Cacao est un village hmong rattaché à la commune de Roura qui compte un peu plus de 3000 habitants au total. Le bourg de Roura, situé sur la rive droite de l'Oyak, est quant à lui spécifiquement créole. L'église de Roura et ses alentours méritent largement une visite.

Cacao, situé à environ 75 km de Cayenne, est maintenant accessible par une belle route bitumée, ce qui n'était pas le cas il y a encore quelques années. Il n'y avait alors qu'une piste en latérite difficilement praticable en saison des pluies, et il n'était alors pas rare de crever un pneu de voiture, et même parfois deux, lorsque nous nous y rendions pour une balade dominicale.

Le marché de Cacao se tient tous les dimanches matin et vous y trouverez aussi bien des fruits et légumes que de l'artisanat local (vêtements/accessoires brodés ou tissés), ainsi que des fleurs et autres plantes. Si vous avez une petite faim ou soif durant votre passage au marché, des spécialités culinaires et autres jus de fruits frais vous y attendent.

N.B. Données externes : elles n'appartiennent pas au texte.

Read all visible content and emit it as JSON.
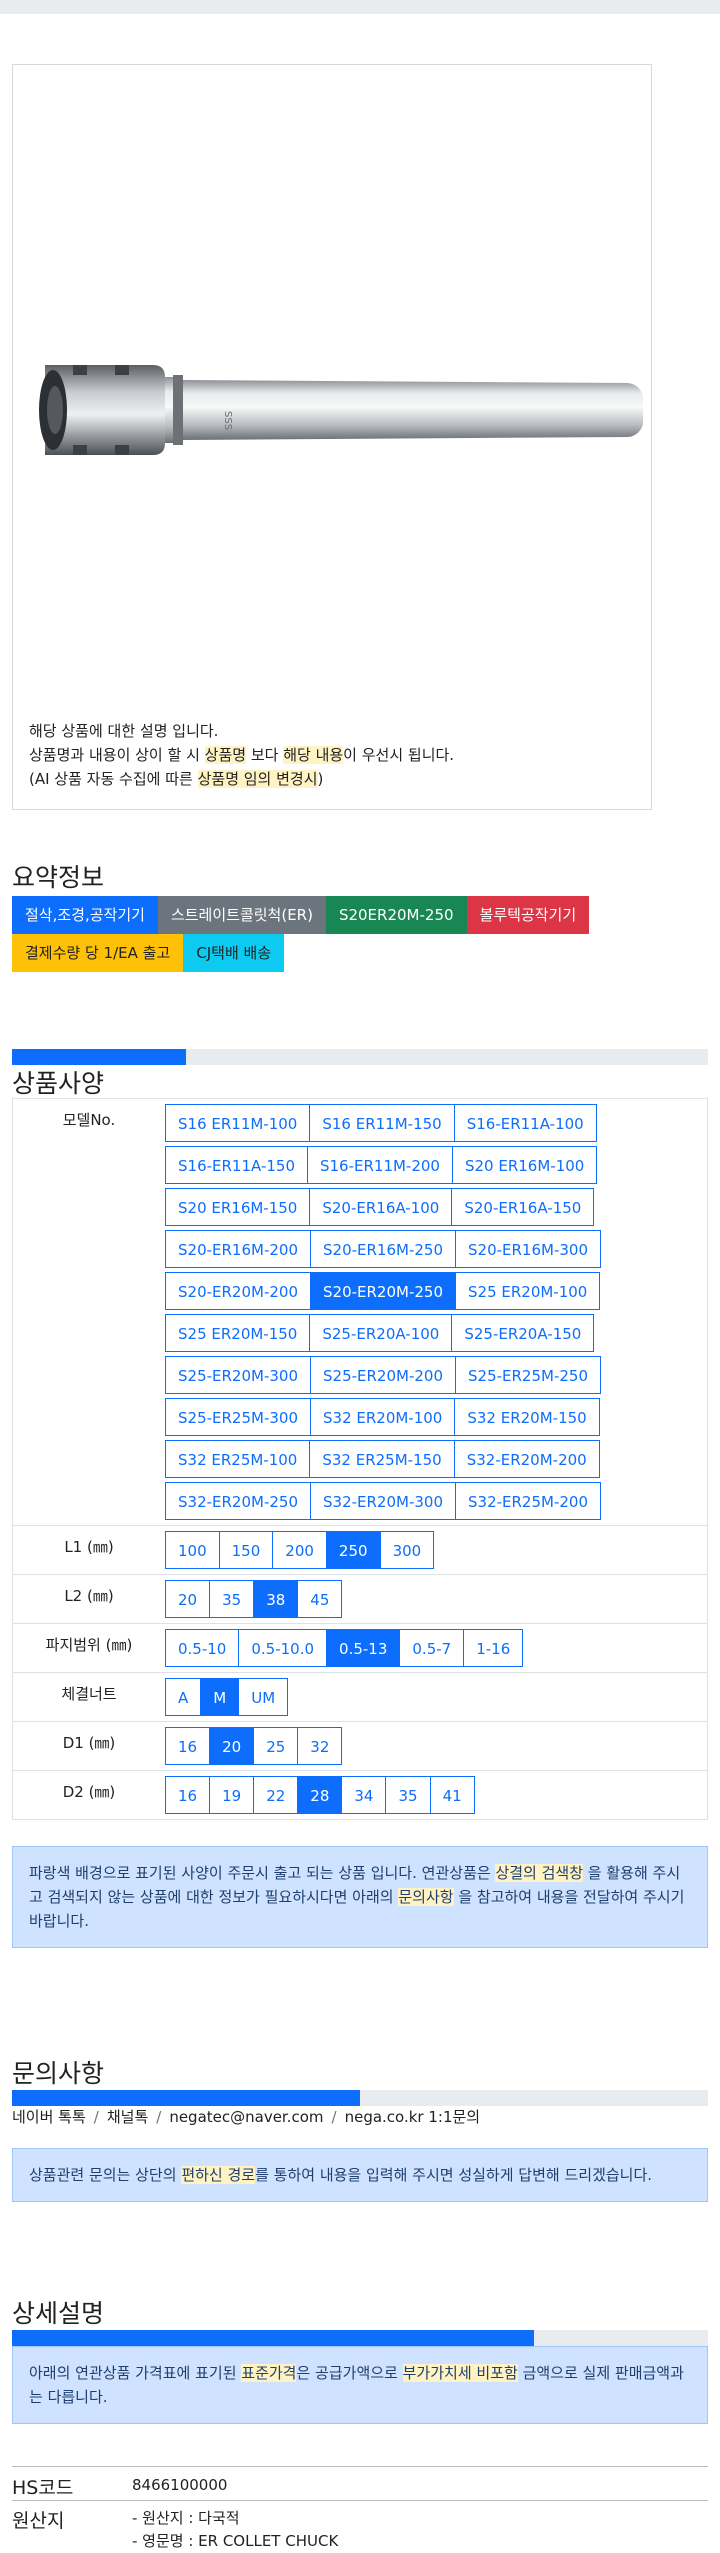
{
  "description": {
    "line1": "해당 상품에 대한 설명 입니다.",
    "line2": [
      {
        "t": "상품명과 내용이 상이 할 시 ",
        "h": false
      },
      {
        "t": "상품명",
        "h": true
      },
      {
        "t": " 보다 ",
        "h": false
      },
      {
        "t": "해당 내용",
        "h": true
      },
      {
        "t": "이 우선시 됩니다.",
        "h": false
      }
    ],
    "line3": [
      {
        "t": "(AI 상품 자동 수집에 따른 ",
        "h": false
      },
      {
        "t": "상품명 임의 변경시",
        "h": true
      },
      {
        "t": ")",
        "h": false
      }
    ],
    "engraving": "SSS"
  },
  "summary": {
    "title": "요약정보",
    "tags_row1": [
      {
        "label": "절삭,조경,공작기기",
        "color": "blue"
      },
      {
        "label": "스트레이트콜릿척(ER)",
        "color": "gray"
      },
      {
        "label": "S20ER20M-250",
        "color": "green"
      },
      {
        "label": "볼루텍공작기기",
        "color": "red"
      }
    ],
    "tags_row2": [
      {
        "label": "결제수량 당 1/EA 출고",
        "color": "yellow"
      },
      {
        "label": "CJ택배 배송",
        "color": "cyan"
      }
    ]
  },
  "spec": {
    "title": "상품사양",
    "progress": 0.25,
    "rows": [
      {
        "label": "모델No.",
        "options": [
          [
            "S16 ER11M-100",
            "S16 ER11M-150",
            "S16-ER11A-100"
          ],
          [
            "S16-ER11A-150",
            "S16-ER11M-200",
            "S20 ER16M-100"
          ],
          [
            "S20 ER16M-150",
            "S20-ER16A-100",
            "S20-ER16A-150"
          ],
          [
            "S20-ER16M-200",
            "S20-ER16M-250",
            "S20-ER16M-300"
          ],
          [
            "S20-ER20M-200",
            "S20-ER20M-250",
            "S25 ER20M-100"
          ],
          [
            "S25 ER20M-150",
            "S25-ER20A-100",
            "S25-ER20A-150"
          ],
          [
            "S25-ER20M-300",
            "S25-ER20M-200",
            "S25-ER25M-250"
          ],
          [
            "S25-ER25M-300",
            "S32 ER20M-100",
            "S32 ER20M-150"
          ],
          [
            "S32 ER25M-100",
            "S32 ER25M-150",
            "S32-ER20M-200"
          ],
          [
            "S32-ER20M-250",
            "S32-ER20M-300",
            "S32-ER25M-200"
          ]
        ],
        "selected": "S20-ER20M-250"
      },
      {
        "label": "L1 (㎜)",
        "options": [
          [
            "100",
            "150",
            "200",
            "250",
            "300"
          ]
        ],
        "selected": "250"
      },
      {
        "label": "L2 (㎜)",
        "options": [
          [
            "20",
            "35",
            "38",
            "45"
          ]
        ],
        "selected": "38"
      },
      {
        "label": "파지범위 (㎜)",
        "options": [
          [
            "0.5-10",
            "0.5-10.0",
            "0.5-13",
            "0.5-7",
            "1-16"
          ]
        ],
        "selected": "0.5-13"
      },
      {
        "label": "체결너트",
        "options": [
          [
            "A",
            "M",
            "UM"
          ]
        ],
        "selected": "M"
      },
      {
        "label": "D1 (㎜)",
        "options": [
          [
            "16",
            "20",
            "25",
            "32"
          ]
        ],
        "selected": "20"
      },
      {
        "label": "D2 (㎜)",
        "options": [
          [
            "16",
            "19",
            "22",
            "28",
            "34",
            "35",
            "41"
          ]
        ],
        "selected": "28"
      }
    ],
    "notice": [
      {
        "t": "파랑색 배경으로 표기된 사양이 주문시 출고 되는 상품 입니다. 연관상품은 ",
        "h": false
      },
      {
        "t": "상결의 검색창",
        "h": true
      },
      {
        "t": " 을 활용해 주시고 검색되지 않는 상품에 대한 정보가 필요하시다면 아래의 ",
        "h": false
      },
      {
        "t": "문의사항",
        "h": true
      },
      {
        "t": " 을 참고하여 내용을 전달하여 주시기 바랍니다.",
        "h": false
      }
    ]
  },
  "inquiry": {
    "title": "문의사항",
    "progress": 0.5,
    "links": [
      "네이버 톡톡",
      "채널톡",
      "negatec@naver.com",
      "nega.co.kr 1:1문의"
    ],
    "notice": [
      {
        "t": "상품관련 문의는 상단의 ",
        "h": false
      },
      {
        "t": "편하신 경로",
        "h": true
      },
      {
        "t": "를 통하여 내용을 입력해 주시면 성실하게 답변해 드리겠습니다.",
        "h": false
      }
    ]
  },
  "detail": {
    "title": "상세설명",
    "progress": 0.75,
    "notice": [
      {
        "t": "아래의 연관상품 가격표에 표기된 ",
        "h": false
      },
      {
        "t": "표준가격",
        "h": true
      },
      {
        "t": "은 공급가액으로 ",
        "h": false
      },
      {
        "t": "부가가치세 비포함",
        "h": true
      },
      {
        "t": " 금액으로 실제 판매금액과는 다릅니다.",
        "h": false
      }
    ]
  },
  "hs": {
    "label": "HS코드",
    "value": "8466100000",
    "origin_label": "원산지",
    "origin_lines": [
      "- 원산지 : 다국적",
      "- 영문명 : ER COLLET CHUCK"
    ]
  }
}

Les Hmongs sont des montagnards originaires du Sud de la Chine qui se sont installés dans le nord du Laos. Persécutés par les armées vietnamiennes et laotiennes, ils se sont réfugiés pour une bonne partie en Thaïlande. En effet, lors des guerres d'Indochine et du Vietnam, les Hmongs avaient choisi d'aider les français, puis les américains.

En 1977, le gouvernement français a décidé d'accueillir des réfugiés hmongs et créé un village à vocation agricole sur le site de Cacao en Guyane sur des terres appartenant à l'Etat. Ce sont autour de 500 personnes qui arriveront progressivement courant septembre 1977 et qui seront transportés en camions militaires bâchés jusqu'au site de Cacao où ils seront hébergés dans des baraquements prêtés par l'armée.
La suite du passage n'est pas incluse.